Comme disait Michel Audiard ( je cite de mémoire) Un con ça se reconnaît facilement, ça ose tout. Et il a osé, avec tout le mépris d’un ancien prof de secondaire, il tente de dénigrer un des plus grands mathématicien vivant, français de surcroit et malgré cela, sympathique et pédagogue.

Lorsque j’avais écouté avec attention le discours de M Mélanchon à Marseille juste avant le premier tour de la présidentielle, j’avais été choqué. Ce qui m’avait choqué : un discours qui avait pour fil rouge (avec ce monsieur, le fil ne peut être que rouge n’est ce pas ?) la paix mais qui était gorgé d’agressivité !

Un sommet du discours fut quand il cria “balayez-les tous ces inutiles”. Il parlait des patrons bien sûr. A ce moment j’ai pensé que cette violence verbale pouvait tout à fait déboucher sur des violences physiques et je ne suis pas certain que Mr Mélenchon, si cela arrivait, les désapprouverait.

En réalité, l’inutile c’est lui. Un monsieur qui n’a jamais rien fait de ses mains mais qui parle du monde ouvrier comme s’il en avait toujours fait partie.

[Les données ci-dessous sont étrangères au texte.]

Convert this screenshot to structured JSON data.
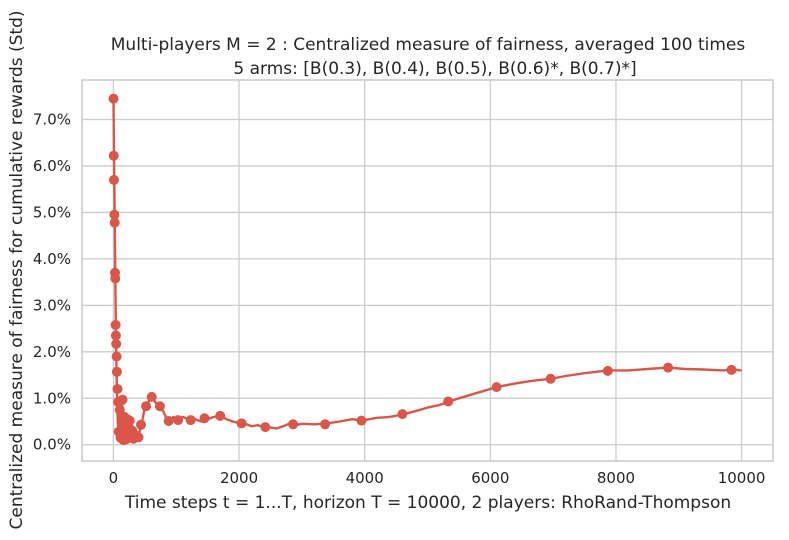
{
  "chart_data": {
    "type": "line",
    "title": "Multi-players M = 2 : Centralized measure of fairness, averaged 100 times",
    "subtitle": "5 arms: [B(0.3), B(0.4), B(0.5), B(0.6)*, B(0.7)*]",
    "xlabel": "Time steps t = 1...T, horizon T = 10000, 2 players: RhoRand-Thompson",
    "ylabel": "Centralized measure of fairness for cumulative rewards (Std)",
    "xlim": [
      -500,
      10500
    ],
    "ylim": [
      -0.35,
      7.85
    ],
    "x_ticks": [
      0,
      2000,
      4000,
      6000,
      8000,
      10000
    ],
    "x_tick_labels": [
      "0",
      "2000",
      "4000",
      "6000",
      "8000",
      "10000"
    ],
    "y_ticks": [
      0,
      1,
      2,
      3,
      4,
      5,
      6,
      7
    ],
    "y_tick_labels": [
      "0.0%",
      "1.0%",
      "2.0%",
      "3.0%",
      "4.0%",
      "5.0%",
      "6.0%",
      "7.0%"
    ],
    "grid": true,
    "color": "#d9574a",
    "series": [
      {
        "line": [
          [
            1,
            7.45
          ],
          [
            10,
            6.2
          ],
          [
            20,
            4.9
          ],
          [
            30,
            3.6
          ],
          [
            40,
            2.5
          ],
          [
            50,
            1.5
          ],
          [
            60,
            0.9
          ],
          [
            70,
            0.5
          ],
          [
            80,
            0.25
          ],
          [
            90,
            0.6
          ],
          [
            100,
            0.9
          ],
          [
            110,
            0.2
          ],
          [
            120,
            0.1
          ],
          [
            130,
            0.5
          ],
          [
            140,
            0.9
          ],
          [
            150,
            0.4
          ],
          [
            160,
            0.15
          ],
          [
            180,
            0.5
          ],
          [
            200,
            0.3
          ],
          [
            220,
            0.1
          ],
          [
            240,
            0.5
          ],
          [
            260,
            0.3
          ],
          [
            280,
            0.2
          ],
          [
            300,
            0.4
          ],
          [
            320,
            0.1
          ],
          [
            340,
            0.15
          ],
          [
            360,
            0.3
          ],
          [
            400,
            0.2
          ],
          [
            450,
            0.45
          ],
          [
            500,
            0.8
          ],
          [
            550,
            0.9
          ],
          [
            600,
            1.05
          ],
          [
            650,
            0.95
          ],
          [
            700,
            0.85
          ],
          [
            750,
            0.8
          ],
          [
            800,
            0.7
          ],
          [
            850,
            0.55
          ],
          [
            900,
            0.5
          ],
          [
            950,
            0.6
          ],
          [
            1000,
            0.55
          ],
          [
            1050,
            0.5
          ],
          [
            1100,
            0.6
          ],
          [
            1200,
            0.55
          ],
          [
            1300,
            0.55
          ],
          [
            1400,
            0.5
          ],
          [
            1450,
            0.6
          ],
          [
            1500,
            0.55
          ],
          [
            1600,
            0.6
          ],
          [
            1700,
            0.62
          ],
          [
            1800,
            0.55
          ],
          [
            1900,
            0.5
          ],
          [
            2000,
            0.47
          ],
          [
            2100,
            0.45
          ],
          [
            2200,
            0.4
          ],
          [
            2300,
            0.42
          ],
          [
            2400,
            0.38
          ],
          [
            2500,
            0.37
          ],
          [
            2600,
            0.35
          ],
          [
            2700,
            0.4
          ],
          [
            2800,
            0.45
          ],
          [
            2900,
            0.42
          ],
          [
            3000,
            0.45
          ],
          [
            3200,
            0.44
          ],
          [
            3400,
            0.46
          ],
          [
            3600,
            0.5
          ],
          [
            3800,
            0.55
          ],
          [
            3950,
            0.52
          ],
          [
            4200,
            0.58
          ],
          [
            4400,
            0.6
          ],
          [
            4600,
            0.65
          ],
          [
            4800,
            0.72
          ],
          [
            5000,
            0.8
          ],
          [
            5200,
            0.86
          ],
          [
            5330,
            0.92
          ],
          [
            5500,
            1.0
          ],
          [
            5800,
            1.12
          ],
          [
            6100,
            1.24
          ],
          [
            6400,
            1.32
          ],
          [
            6700,
            1.38
          ],
          [
            6960,
            1.42
          ],
          [
            7200,
            1.48
          ],
          [
            7500,
            1.54
          ],
          [
            7870,
            1.6
          ],
          [
            8200,
            1.6
          ],
          [
            8500,
            1.63
          ],
          [
            8830,
            1.66
          ],
          [
            9100,
            1.63
          ],
          [
            9400,
            1.62
          ],
          [
            9700,
            1.6
          ],
          [
            9840,
            1.62
          ],
          [
            10000,
            1.6
          ]
        ],
        "markers": [
          [
            1,
            7.45
          ],
          [
            5,
            6.22
          ],
          [
            10,
            5.7
          ],
          [
            15,
            4.95
          ],
          [
            20,
            4.78
          ],
          [
            25,
            3.7
          ],
          [
            30,
            3.58
          ],
          [
            35,
            2.58
          ],
          [
            40,
            2.35
          ],
          [
            45,
            2.17
          ],
          [
            50,
            1.9
          ],
          [
            55,
            1.57
          ],
          [
            65,
            1.2
          ],
          [
            75,
            0.92
          ],
          [
            85,
            0.28
          ],
          [
            100,
            0.75
          ],
          [
            115,
            0.15
          ],
          [
            130,
            0.22
          ],
          [
            145,
            0.97
          ],
          [
            160,
            0.1
          ],
          [
            175,
            0.6
          ],
          [
            190,
            0.3
          ],
          [
            205,
            0.12
          ],
          [
            220,
            0.55
          ],
          [
            240,
            0.42
          ],
          [
            260,
            0.52
          ],
          [
            280,
            0.23
          ],
          [
            300,
            0.3
          ],
          [
            320,
            0.13
          ],
          [
            360,
            0.19
          ],
          [
            400,
            0.16
          ],
          [
            440,
            0.43
          ],
          [
            520,
            0.83
          ],
          [
            610,
            1.03
          ],
          [
            740,
            0.83
          ],
          [
            880,
            0.51
          ],
          [
            1030,
            0.53
          ],
          [
            1230,
            0.53
          ],
          [
            1450,
            0.57
          ],
          [
            1700,
            0.62
          ],
          [
            2040,
            0.46
          ],
          [
            2420,
            0.38
          ],
          [
            2860,
            0.44
          ],
          [
            3370,
            0.44
          ],
          [
            3950,
            0.52
          ],
          [
            4600,
            0.66
          ],
          [
            5330,
            0.93
          ],
          [
            6100,
            1.24
          ],
          [
            6960,
            1.42
          ],
          [
            7870,
            1.59
          ],
          [
            8830,
            1.66
          ],
          [
            9840,
            1.61
          ]
        ]
      }
    ]
  }
}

En réalité, un homme qui vit depuis tellement longtemps de discours subventionnés par la généreuse République, qu’il en oublie désormais le sens de la responsabilité de ce qu’il profère.

Qui a pu imaginer ce monsieur à la Présidence de la république ? Les Etats-Unis se sont ridiculisés aux yeux du monde en élisant D. Trump, un populiste de droite. Imaginez ce qui serait arrivé à la France avec ce populiste de gauche, totalement inexpérimenté dans la gestion des affaires autant que totalement convaincu de la justesse de ses analyses ex cathedra.

Il faut toujours se méfier des gens qui apportent des solutions toutes faites aux problèmes et qui n’acceptent pas la contradiction. Cela vire rapidement à la dictature. Le communisme cette belle idée inapplicable à quelque société que ce soit s’est toujours construit sur de bonnes intentions et a systématiquement débouché sur des massacres de population.

Le communisme c’est la mort à court terme. Tout le monde l’a compris depuis longtemps, sauf en France où il reste des nostalgiques d’une époque révolue, espérons le, à jamais.

Je crois que M Mélanchon profite d’une certaine méconnaissance de l’histoire de ce mouvement politique dans son public. Je les invite à comprendre ce mécanisme terrible qui transforme une belle idée en machine à tuer. C’est sans doute parce que lorsqu’on est certain d’avoir la seule solution politique possible, qu’au bout d’un moment, ceux qui ne le comprennent pas deviennent, soit des fous, soit des ennemis du peuple qu’il convient d’éliminer. Ce qui fut fait à chaque fois.

Cédric Villani, c’est l’antithèse de Mr Mélenchon. Ayant reçu la médaille Fields (équivalent du prix Nobel à cause de l’infidelité de Mme Nobel) Directeur de l’Institut Poincaré (encore un génie français sans qui Einstein n’aurait peut être pas abouti sa théorie de la relativité générale), Cédric Villani est une sorte de génie. Un homme modeste mais malin qui a su transformer l’image du “matheux”, comme l’a nommé M Mélenchon, (Quel mépris pour tous les enfants qui sont bons en maths ! Quelle bêtise de la part d’un ancien prof d’utiliser ce mot avec une connotation négative !) en celle d’un homme bien dans sa peau et dans son temps.

La formation scientifique et particulièrement les mathématiques nécessitent de la rigueur et de la réflexion. Avant de valider un théorème, on le teste, on le décortique et on ne le valide que lorsqu’on est convaincu de son bien fondé.

Je préfère franchement l’approche de M Villani à celle de Mr Mélenchon et cela n’a rien à voir avec la politique. C’est en rapport avec la manière de penser.

En s’attaquant bêtement à M Villani, Mr Mélenchon a montré son étroitesse d’esprit en s’appuyant sur tous les clichés répandus dans l’éducation nationale. Penser qu’un mathématicien aussi brillant n’a plus assez de place dans son cerveau pour connaître l’histoire ou comprendre le droit du travail, c’est stupide.

A l’instar de Marine Le Pen qui a montré ses limites lors du débat présidentiel, M Mélenchon vient de nous prouver qu’il n’a pas, lui non plus, l’étoffe d’un homme d’Etat. Même si on s’en doutait, on ne peut que le remercier nous l’avoir certifié.